I really enjoyed Zora Neale Hurston’s witty and accessible style. I spent a lot of time thinking about her piece “Art and Such” (- unrelated, but I liked reading it in its manuscript form) and what has changed since she wrote it in the 1930s. Although she writes that the 1930s are “as different from the 1800s as chalk is to cheese,” which can probably also be said about the 1930s to 2019. She wrote that at the time black artists were limited to sorrow: “This is what is expected of me and I shall be considered forgetful of our past and present.” Today, as we try to strive for intersectionality, I feel like we expect an artist’s Blackness to factor into their art. Hurston quotes a critic who wrote that one of her stories “is about Negroes but it could be anybody,” which she seemed to take as a compliment. In the context of the time/her opinions, I get why that was a positive review, but it also made me a little uneasy because I feel like white people often want race removed from discussion. Today if someone made art about the Black experience that could easily translate into a story about white people it would feel flat because race is really hard to remove from the American experience. I always come back to being pulled over for speeding, because as much as cops make me uncomfortable I have never felt truly unsafe in their presence.
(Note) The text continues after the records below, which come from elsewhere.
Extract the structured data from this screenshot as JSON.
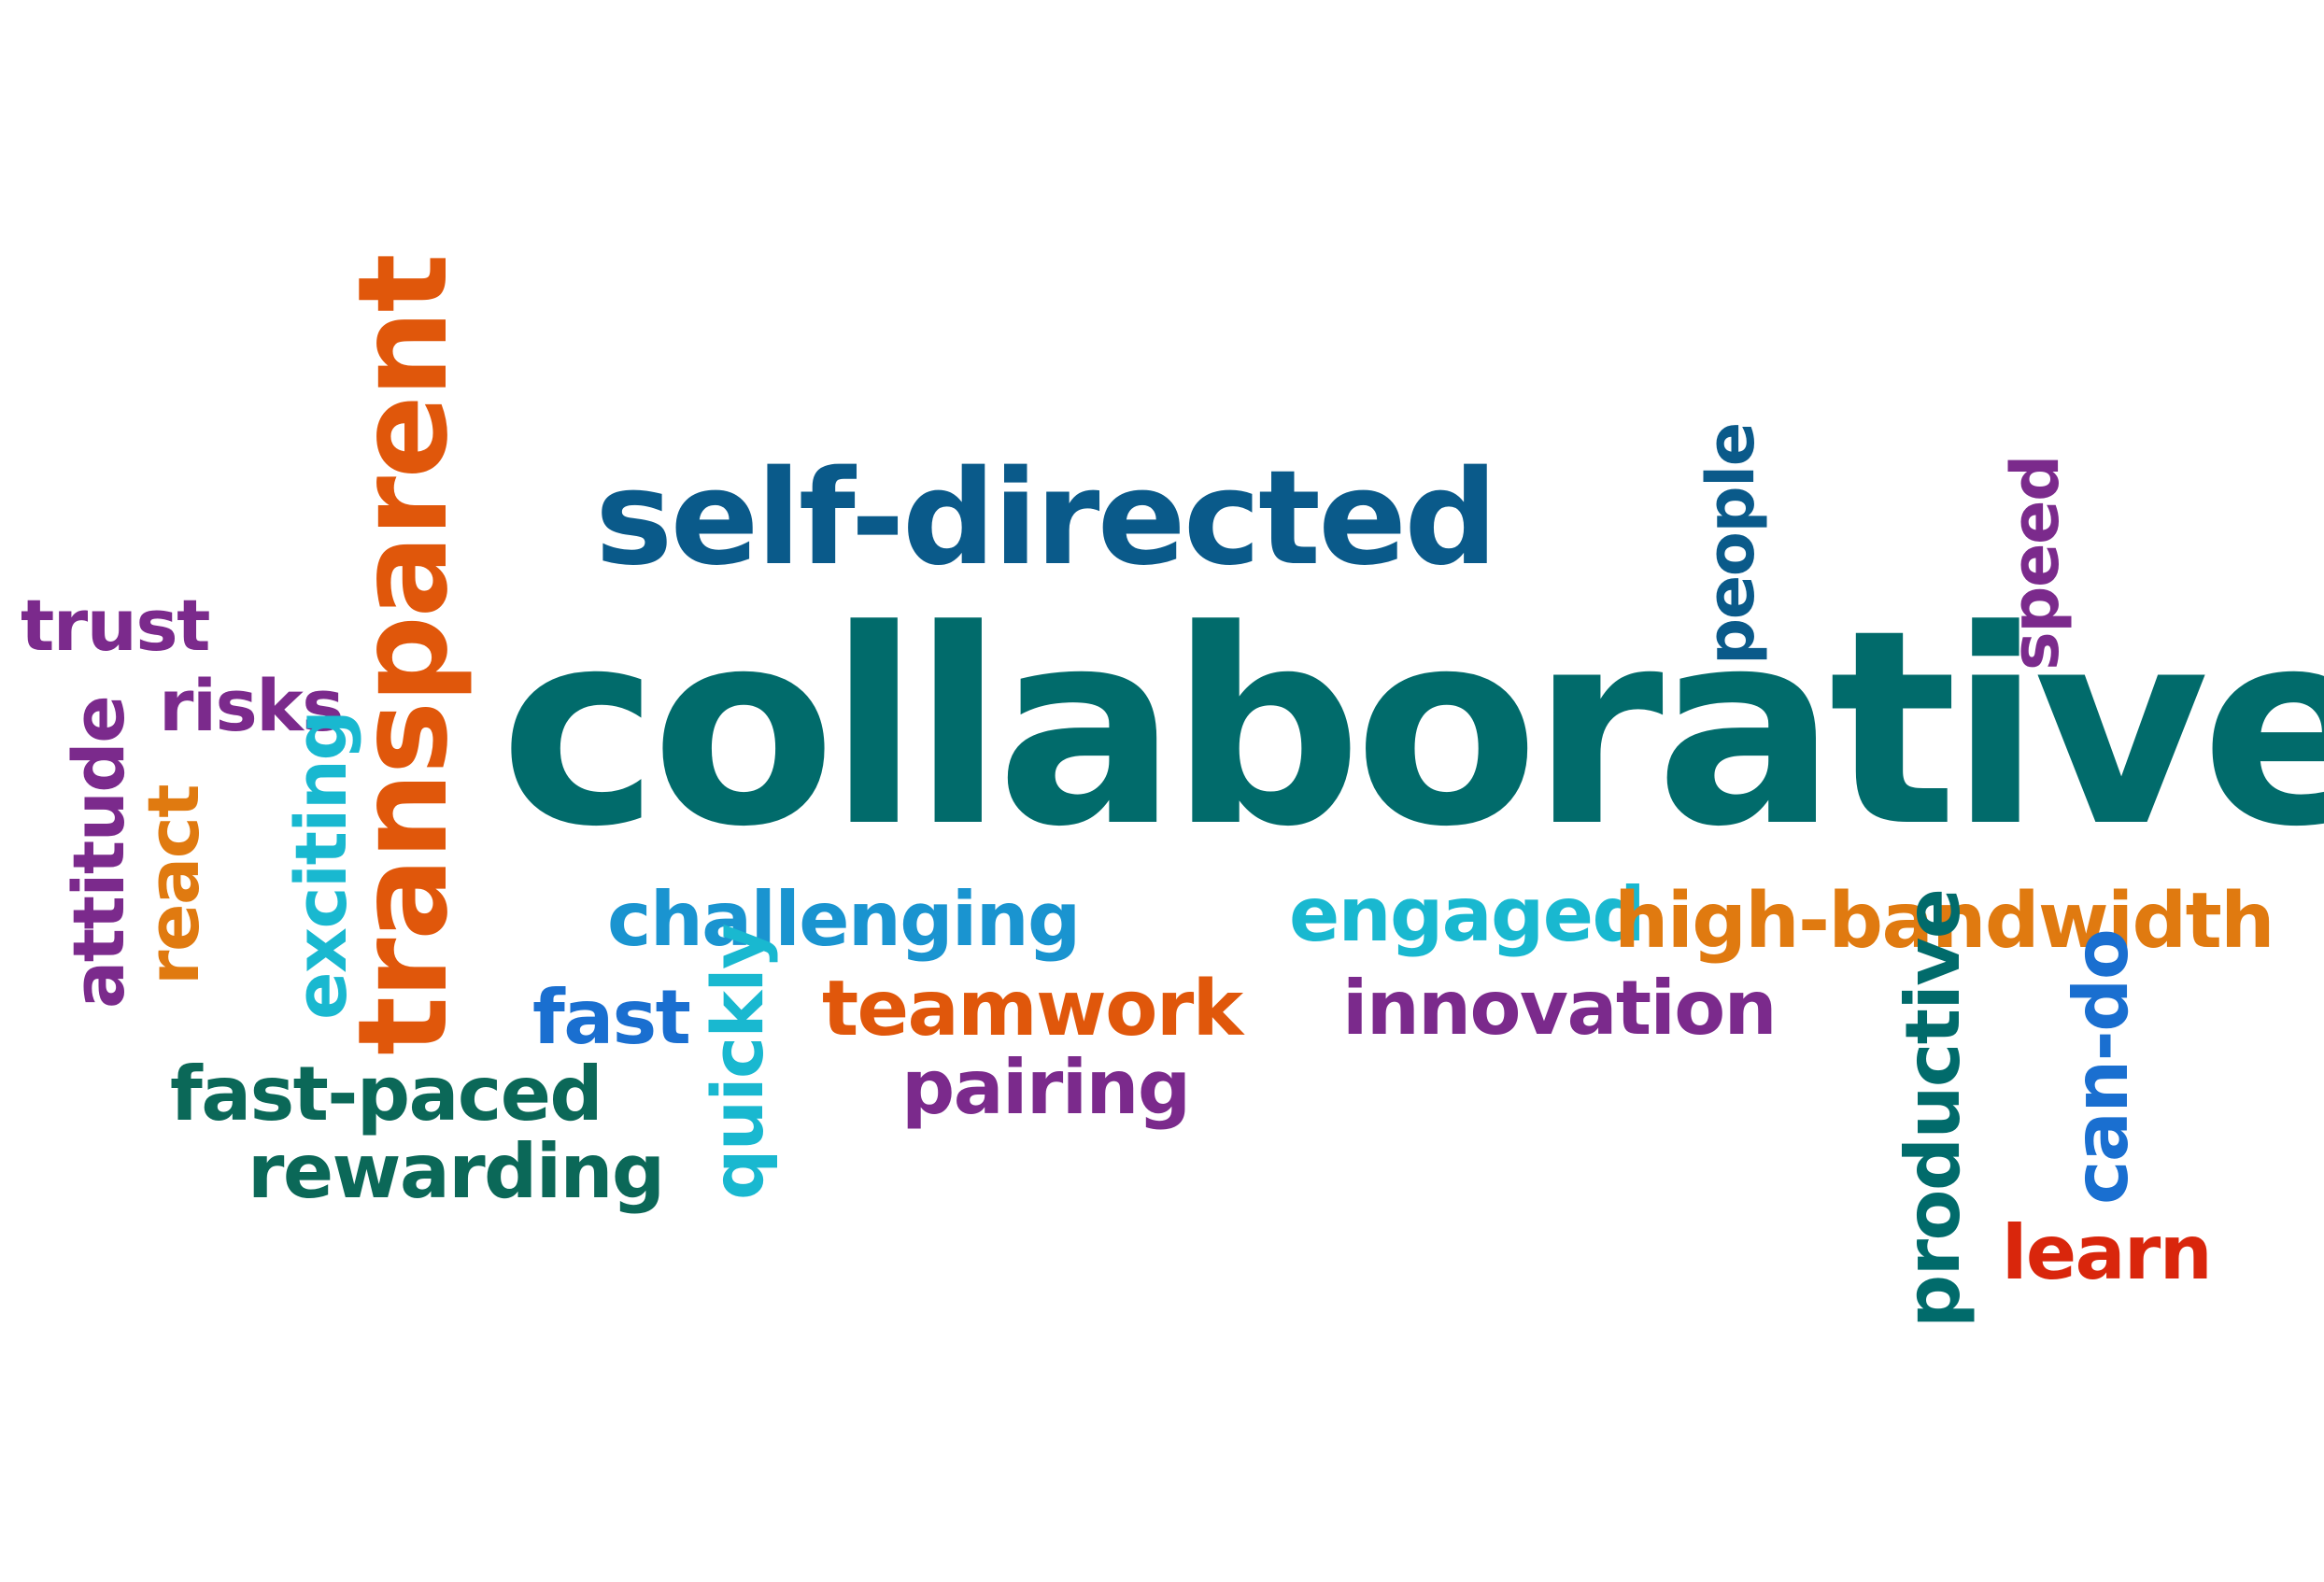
{
  "colors": {
    "teal": "#016b6b",
    "navy": "#0a5a8a",
    "orange": "#e0570b",
    "amber": "#e07a10",
    "purple": "#7b2a8c",
    "cyan": "#19b8d0",
    "sky": "#1a94d0",
    "blue": "#1a6fd0",
    "green": "#0b6858",
    "red": "#d9260c"
  },
  "words": {
    "collaborative": {
      "text": "collaborative",
      "color": "#016b6b"
    },
    "self_directed": {
      "text": "self-directed",
      "color": "#0a5a8a"
    },
    "transparent": {
      "text": "transparent",
      "color": "#e0570b"
    },
    "trust": {
      "text": "trust",
      "color": "#7b2a8c"
    },
    "risks": {
      "text": "risks",
      "color": "#7b2a8c"
    },
    "attitude": {
      "text": "attitude",
      "color": "#7b2a8c"
    },
    "react": {
      "text": "react",
      "color": "#e07a10"
    },
    "exciting": {
      "text": "exciting",
      "color": "#19b8d0"
    },
    "challenging": {
      "text": "challenging",
      "color": "#1a94d0"
    },
    "fast": {
      "text": "fast",
      "color": "#1a6fd0"
    },
    "quickly": {
      "text": "quickly",
      "color": "#19b8d0"
    },
    "teamwork": {
      "text": "teamwork",
      "color": "#e0570b"
    },
    "pairing": {
      "text": "pairing",
      "color": "#7b2a8c"
    },
    "fast_paced": {
      "text": "fast-paced",
      "color": "#0b6858"
    },
    "rewarding": {
      "text": "rewarding",
      "color": "#0b6858"
    },
    "engaged": {
      "text": "engaged",
      "color": "#19b8d0"
    },
    "high_bandwidth": {
      "text": "high-bandwidth",
      "color": "#e07a10"
    },
    "innovation": {
      "text": "innovation",
      "color": "#7b2a8c"
    },
    "people": {
      "text": "people",
      "color": "#0a5a8a"
    },
    "speed": {
      "text": "speed",
      "color": "#7b2a8c"
    },
    "productive": {
      "text": "productive",
      "color": "#016b6b"
    },
    "can_do": {
      "text": "can-do",
      "color": "#1a6fd0"
    },
    "learn": {
      "text": "learn",
      "color": "#d9260c"
    }
  }
}
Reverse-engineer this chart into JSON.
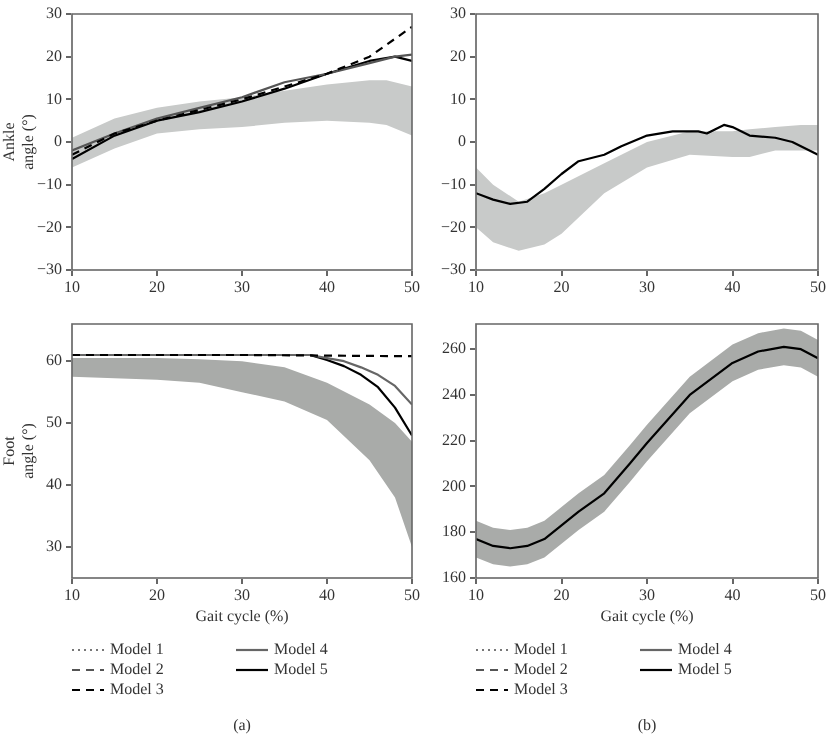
{
  "chart_data": [
    {
      "type": "line",
      "ylabel": "Ankle angle (°)",
      "xlim": [
        10,
        50
      ],
      "xticks": [
        10,
        20,
        30,
        40,
        50
      ],
      "ylim": [
        -30,
        30
      ],
      "yticks": [
        -30,
        -20,
        -10,
        0,
        10,
        20,
        30
      ],
      "grid": false,
      "legend": false,
      "series": [
        {
          "type": "area",
          "color": "#c8cac9",
          "x": [
            10,
            15,
            20,
            25,
            30,
            35,
            40,
            45,
            47,
            50
          ],
          "values": [
            null,
            null,
            null,
            null,
            null,
            null,
            null,
            null,
            null,
            null
          ],
          "lower": [
            -6,
            -1.5,
            2,
            3,
            3.5,
            4.5,
            5,
            4.5,
            4,
            1.5
          ],
          "upper": [
            1,
            5.5,
            8,
            9.5,
            10.5,
            12,
            13.5,
            14.5,
            14.5,
            13
          ]
        },
        {
          "color": "#000000",
          "line_style": "dashed",
          "x": [
            10,
            15,
            20,
            25,
            30,
            35,
            40,
            45,
            50
          ],
          "values": [
            -3,
            2,
            5,
            7.5,
            10,
            13,
            16,
            20,
            27
          ]
        },
        {
          "color": "#555555",
          "line_style": "solid",
          "x": [
            10,
            15,
            20,
            25,
            30,
            35,
            40,
            45,
            48,
            50
          ],
          "values": [
            -2,
            2,
            5.5,
            8,
            10.5,
            14,
            16,
            18.5,
            20,
            20.5
          ]
        },
        {
          "color": "#000000",
          "line_style": "solid",
          "x": [
            10,
            15,
            20,
            25,
            30,
            35,
            40,
            45,
            48,
            50
          ],
          "values": [
            -4,
            1.5,
            5,
            7,
            9.5,
            12.5,
            16,
            19,
            20,
            19
          ]
        }
      ]
    },
    {
      "type": "line",
      "xlim": [
        10,
        50
      ],
      "xticks": [
        10,
        20,
        30,
        40,
        50
      ],
      "ylim": [
        -30,
        30
      ],
      "yticks": [
        -30,
        -20,
        -10,
        0,
        10,
        20,
        30
      ],
      "grid": false,
      "legend": false,
      "series": [
        {
          "type": "area",
          "color": "#c8cac9",
          "x": [
            10,
            12,
            15,
            18,
            20,
            25,
            30,
            35,
            40,
            42,
            45,
            48,
            50
          ],
          "values": [
            null,
            null,
            null,
            null,
            null,
            null,
            null,
            null,
            null,
            null,
            null,
            null,
            null
          ],
          "lower": [
            -20,
            -23.5,
            -25.5,
            -24,
            -21.5,
            -12,
            -6,
            -3,
            -3.5,
            -3.5,
            -2,
            -2,
            -2
          ],
          "upper": [
            -6,
            -10,
            -14,
            -12,
            -10,
            -5,
            0,
            2.5,
            2.5,
            3,
            3.5,
            4,
            4
          ]
        },
        {
          "color": "#000000",
          "line_style": "solid",
          "x": [
            10,
            12,
            14,
            16,
            18,
            20,
            22,
            25,
            27,
            30,
            33,
            36,
            37,
            39,
            40,
            42,
            45,
            47,
            50
          ],
          "values": [
            -12,
            -13.5,
            -14.5,
            -14,
            -11,
            -7.5,
            -4.5,
            -3,
            -1,
            1.5,
            2.5,
            2.5,
            2,
            4,
            3.5,
            1.5,
            1,
            0,
            -3
          ]
        }
      ]
    },
    {
      "type": "line",
      "xlabel": "Gait cycle (%)",
      "ylabel": "Foot angle (°)",
      "xlim": [
        10,
        50
      ],
      "xticks": [
        10,
        20,
        30,
        40,
        50
      ],
      "ylim": [
        25,
        66
      ],
      "yticks": [
        30,
        40,
        50,
        60
      ],
      "grid": false,
      "legend": "bottom",
      "annotations": [
        "(a)"
      ],
      "series": [
        {
          "type": "area",
          "color": "#a9aba9",
          "x": [
            10,
            20,
            25,
            30,
            35,
            40,
            45,
            48,
            50
          ],
          "values": [
            null,
            null,
            null,
            null,
            null,
            null,
            null,
            null,
            null
          ],
          "lower": [
            57.5,
            57,
            56.5,
            55,
            53.5,
            50.5,
            44,
            38,
            30
          ],
          "upper": [
            60.5,
            60.5,
            60.3,
            60,
            59,
            56.5,
            53,
            50,
            47
          ]
        },
        {
          "name": "Model 1",
          "color": "#777777",
          "line_style": "dotted"
        },
        {
          "name": "Model 2",
          "color": "#555555",
          "line_style": "dashed"
        },
        {
          "name": "Model 3",
          "color": "#000000",
          "line_style": "dashed",
          "x": [
            10,
            30,
            50
          ],
          "values": [
            61,
            61,
            60.8
          ]
        },
        {
          "name": "Model 4",
          "color": "#666666",
          "line_style": "solid",
          "x": [
            10,
            15,
            20,
            25,
            30,
            35,
            38,
            40,
            42,
            44,
            46,
            48,
            50
          ],
          "values": [
            61,
            61,
            61,
            61,
            61,
            61,
            61,
            60.5,
            60,
            59,
            57.8,
            56,
            53
          ]
        },
        {
          "name": "Model 5",
          "color": "#000000",
          "line_style": "solid",
          "x": [
            10,
            15,
            20,
            25,
            30,
            35,
            38,
            40,
            42,
            44,
            46,
            48,
            50
          ],
          "values": [
            61,
            61,
            61,
            61,
            61,
            61,
            61,
            60.2,
            59.2,
            57.8,
            55.8,
            52.5,
            48
          ]
        }
      ]
    },
    {
      "type": "line",
      "xlabel": "Gait cycle (%)",
      "xlim": [
        10,
        50
      ],
      "xticks": [
        10,
        20,
        30,
        40,
        50
      ],
      "ylim": [
        160,
        271
      ],
      "yticks": [
        160,
        180,
        200,
        220,
        240,
        260
      ],
      "grid": false,
      "legend": "bottom",
      "annotations": [
        "(b)"
      ],
      "series": [
        {
          "type": "area",
          "color": "#a9aba9",
          "x": [
            10,
            12,
            14,
            16,
            18,
            20,
            22,
            25,
            28,
            30,
            35,
            40,
            43,
            46,
            48,
            50
          ],
          "values": [
            null,
            null,
            null,
            null,
            null,
            null,
            null,
            null,
            null,
            null,
            null,
            null,
            null,
            null,
            null,
            null
          ],
          "lower": [
            169,
            166,
            165,
            166,
            169,
            175,
            181,
            189,
            202,
            211,
            232,
            246,
            251,
            253,
            252,
            248
          ],
          "upper": [
            185,
            182,
            181,
            182,
            185,
            191,
            197,
            205,
            218,
            227,
            248,
            262,
            267,
            269,
            268,
            264
          ]
        },
        {
          "name": "Model 1",
          "color": "#777777",
          "line_style": "dotted"
        },
        {
          "name": "Model 2",
          "color": "#555555",
          "line_style": "dashed"
        },
        {
          "name": "Model 3",
          "color": "#000000",
          "line_style": "dashed"
        },
        {
          "name": "Model 4",
          "color": "#666666",
          "line_style": "solid"
        },
        {
          "name": "Model 5",
          "color": "#000000",
          "line_style": "solid",
          "x": [
            10,
            12,
            14,
            16,
            18,
            20,
            22,
            25,
            28,
            30,
            35,
            40,
            43,
            46,
            48,
            50
          ],
          "values": [
            177,
            174,
            173,
            174,
            177,
            183,
            189,
            197,
            210,
            219,
            240,
            254,
            259,
            261,
            260,
            256
          ]
        }
      ]
    }
  ]
}
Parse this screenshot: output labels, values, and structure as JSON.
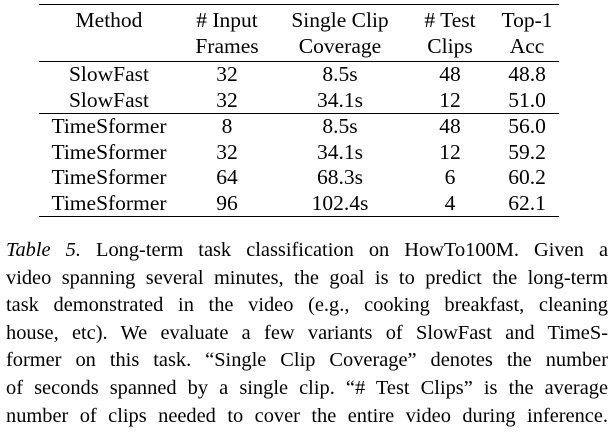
{
  "table": {
    "headers": [
      [
        "Method"
      ],
      [
        "# Input",
        "Frames"
      ],
      [
        "Single Clip",
        "Coverage"
      ],
      [
        "# Test",
        "Clips"
      ],
      [
        "Top-1",
        "Acc"
      ]
    ],
    "rows": [
      {
        "method": "SlowFast",
        "frames": "32",
        "coverage": "8.5s",
        "clips": "48",
        "acc": "48.8"
      },
      {
        "method": "SlowFast",
        "frames": "32",
        "coverage": "34.1s",
        "clips": "12",
        "acc": "51.0"
      },
      {
        "method": "TimeSformer",
        "frames": "8",
        "coverage": "8.5s",
        "clips": "48",
        "acc": "56.0"
      },
      {
        "method": "TimeSformer",
        "frames": "32",
        "coverage": "34.1s",
        "clips": "12",
        "acc": "59.2"
      },
      {
        "method": "TimeSformer",
        "frames": "64",
        "coverage": "68.3s",
        "clips": "6",
        "acc": "60.2"
      },
      {
        "method": "TimeSformer",
        "frames": "96",
        "coverage": "102.4s",
        "clips": "4",
        "acc": "62.1"
      }
    ]
  },
  "caption": {
    "label": "Table 5.",
    "lines": [
      "Long-term task classification on HowTo100M. Given a",
      "video spanning several minutes, the goal is to predict the long-term",
      "task demonstrated in the video (e.g., cooking breakfast, cleaning",
      "house, etc). We evaluate a few variants of SlowFast and TimeS-",
      "former on this task. “Single Clip Coverage” denotes the number",
      "of seconds spanned by a single clip. “# Test Clips” is the average",
      "number of clips needed to cover the entire video during inference."
    ]
  }
}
If I created a character that had my exact life story and personality except she was Black and got pulled over for speeding, at least that part of the story could not translate directly because of America’s terrible history with police violence. But here I am, debating the difference between chalk and cheese. I also acknowledge that Hurston is speaking as an artist – she wants a diverse and broad spectrum of Black art. She believed those who continue to write only of “Sorrow Songs” were using the “line of least resistance and least originality,” to create work “certain to be approved by the [race] ‘champions’ who want to hear the same thing over and over.”